5 – LA EDUCACIÓN DE LOS HIJOS

Esperanza para la familiaDisciplina sobre la base del amor, no el temor o la represión.

Dios nos ama y nos disciplina. Está perfectamente expresado en Hebreos 12:5-8.”Y habéis ya olvidado la exhortación que como a hijos se os dirige, diciendo: Hijo mío, no menosprecies la disciplina del Señor, ni desmayes cuando eres reprendido por él; porque el Señor al que ama, disciplina, y azota a todo el que recibe por hijo. Si soportáis la disciplina, Dios os trata como a hijos; porque ¿qué hijo es aquel a quien el padre no disciplina? Pero si se os deja sin disciplina, de la cual todos han sido participantes, entonces sois bastardos, y no hijos”. Es el modelo a seguir.

Dios es también amor, justicia, y santidad. Si el amor no está presente en la aplicación de la disciplina no producirá los resultados que se esperan, sino una provocación a la ira, el endurecimiento del corazón y por fin al alejamiento de la vida familiar. “La fe obra por el amor” (Gálatas 5:6). “Padres, no exasperéis a vuestros hijos, para que no se desalienten” (Colosenses 3:21).

El amor no es un concepto religioso, poético, humanista, ni tampoco un romanticismo de película americana. El amor es Dios mismo. Y ese amor lo ha derramado en los corazones de sus hijos (Romanos 5:5) para que sea su forma de vivir; donde Cristo, a través de Su Espíritu y la verdad de Su palabra, pueda actuar libremente en el gobierno del hogar.

El amor es la manifestación de Dios en nosotros cuando vivimos en el Espíritu, como padres y como hijos. Para entender bien el amor y no ser engañados por los esquemas de este mundo, miremos a Jesús. Para saber lo que es y lo que no es el amor, miremos a Jesús. Jesús es el amor de Dios manifestado en carne y viviendo como hombre en medio de las grandes contradicciones de la vida.
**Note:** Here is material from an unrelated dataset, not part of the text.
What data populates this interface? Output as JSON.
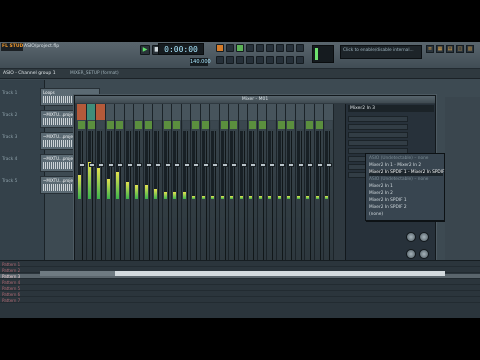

Para disciplinar correctamente se necesita fe y valentía, sabiduría y firmeza. Fe para depender de Dios y obedecer Su palabra. Valentía para hacer los cambios y ajustes necesarios con determinación en la estructura familiar. Sabiduría para separar el pecado de la persona. Y firmeza para no confundir los sentimientos paternales con la verdad que hará libres a nuestros hijos.